Zebari didn't name any specific country, but Iran maintains a strong influence in Iraq. Tehran has also been a key supporter of Syrian President Bashar Assad, whose regime is dominated by the Alawite minority, an offshoot of Shiite Islam, though Syria is overwhelmingly Sunni Muslim.
Zebari said Iraq's abstention from the vote does not mean Baghdad was taking sides or was against the Syrian people's right to choose their own political system.
But, he said Iraq had to take into account "international and regional calculations."
"Syria is a neighboring country and what happens there will have an effect on us," he said.
Iraqi officials fear that any possible change in Syria could bring on a Sunni-led regime backed by Saudi Arabia, which already has tense relations with Iraq.

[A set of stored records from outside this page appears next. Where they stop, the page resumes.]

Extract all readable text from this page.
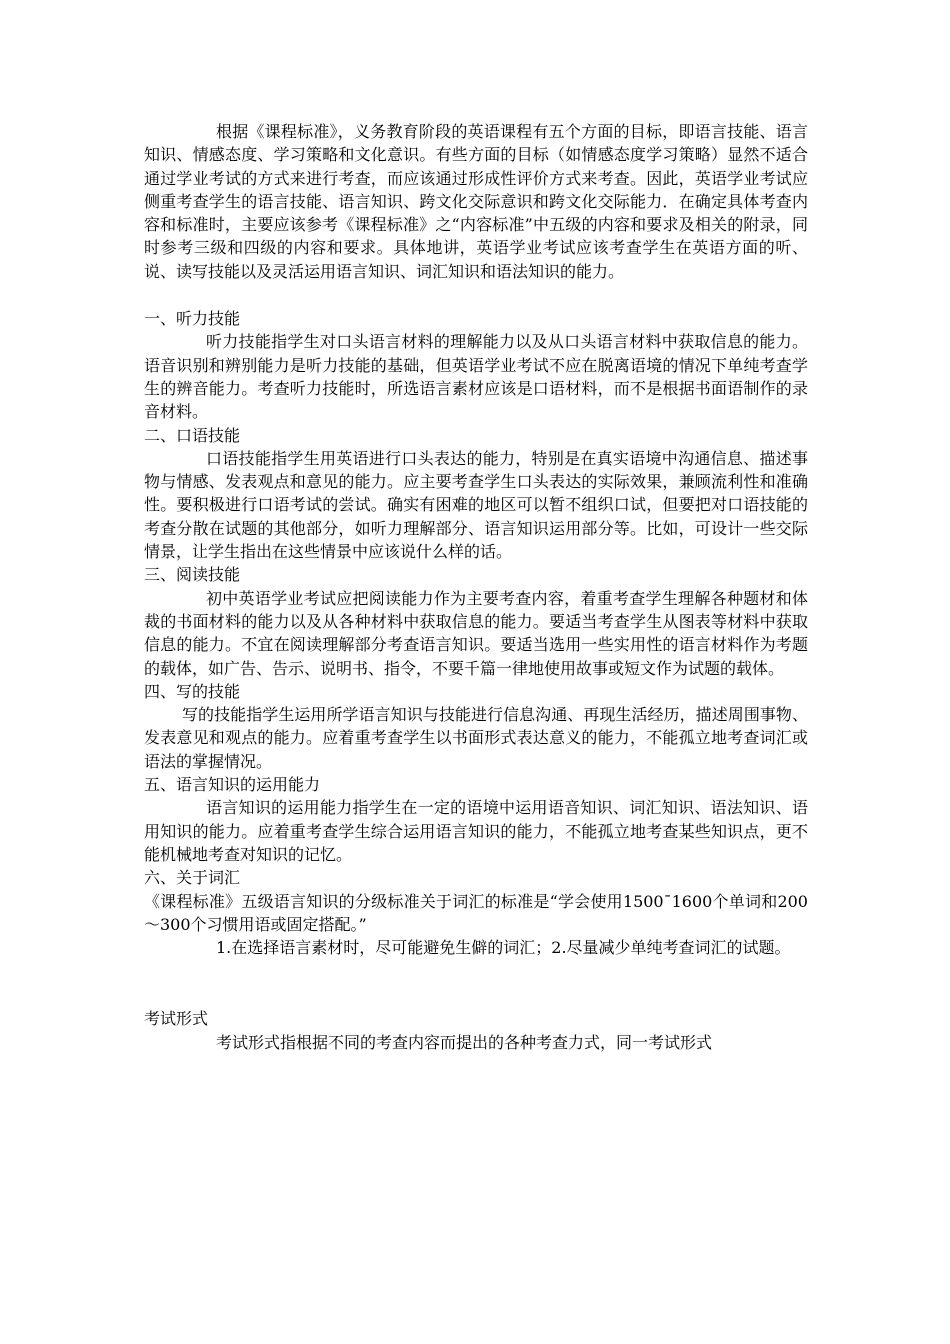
根据《课程标准》，义务教育阶段的英语课程有五个方面的目标，即语言技能、语言知识、情感态度、学习策略和文化意识。有些方面的目标（如情感态度学习策略）显然不适合通过学业考试的方式来进行考查，而应该通过形成性评价方式来考查。因此，英语学业考试应侧重考查学生的语言技能、语言知识、跨文化交际意识和跨文化交际能力．在确定具体考查内容和标准时，主要应该参考《课程标准》之“内容标准”中五级的内容和要求及相关的附录，同时参考三级和四级的内容和要求。具体地讲，英语学业考试应该考查学生在英语方面的听、说、读写技能以及灵活运用语言知识、词汇知识和语法知识的能力。

一、听力技能

听力技能指学生对口头语言材料的理解能力以及从口头语言材料中获取信息的能力。语音识别和辨别能力是听力技能的基础，但英语学业考试不应在脱离语境的情况下单纯考查学生的辨音能力。考查听力技能时，所选语言素材应该是口语材料，而不是根据书面语制作的录音材料。

二、口语技能

口语技能指学生用英语进行口头表达的能力，特别是在真实语境中沟通信息、描述事物与情感、发表观点和意见的能力。应主要考查学生口头表达的实际效果，兼顾流利性和准确性。要积极进行口语考试的尝试。确实有困难的地区可以暂不组织口试，但要把对口语技能的考查分散在试题的其他部分，如听力理解部分、语言知识运用部分等。比如，可设计一些交际情景，让学生指出在这些情景中应该说什么样的话。

三、阅读技能

初中英语学业考试应把阅读能力作为主要考查内容，着重考查学生理解各种题材和体裁的书面材料的能力以及从各种材料中获取信息的能力。要适当考查学生从图表等材料中获取信息的能力。不宜在阅读理解部分考查语言知识。要适当选用一些实用性的语言材料作为考题的载体，如广告、告示、说明书、指令，不要千篇一律地使用故事或短文作为试题的载体。

四、写的技能

写的技能指学生运用所学语言知识与技能进行信息沟通、再现生活经历，描述周围事物、发表意见和观点的能力。应着重考查学生以书面形式表达意义的能力，不能孤立地考查词汇或语法的掌握情况。

五、语言知识的运用能力

语言知识的运用能力指学生在一定的语境中运用语音知识、词汇知识、语法知识、语用知识的能力。应着重考查学生综合运用语言知识的能力，不能孤立地考查某些知识点，更不能机械地考查对知识的记忆。

六、关于词汇

《课程标准》五级语言知识的分级标准关于词汇的标准是“学会使用1500¯1600个单词和200～300个习惯用语或固定搭配。”

1.在选择语言素材时，尽可能避免生僻的词汇；2.尽量减少单纯考查词汇的试题。

考试形式

考试形式指根据不同的考查内容而提出的各种考查力式，同一考试形式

Such a move would create more problems for the Shiite-dominated government in Baghdad, and possibly stir up tensions with Iraq's Sunni minority.
Zebari also hinted at another Iraqi concern.
Tens of thousands of Iraqi refugees live in Syria, having fled Iraq during the years after the U.S.-led invasion when sectarian violence was rampant. Most of the Iraqis living in Syria are Sunnis, and many among Iraq's Shiite-dominated government believe members of
Saddam Hussein's Baath party are hiding among them, waiting to come back to Iraq.
Zebari described the Arab League decision as "tough," saying that measures by the organization against Syria should have been taken gradually.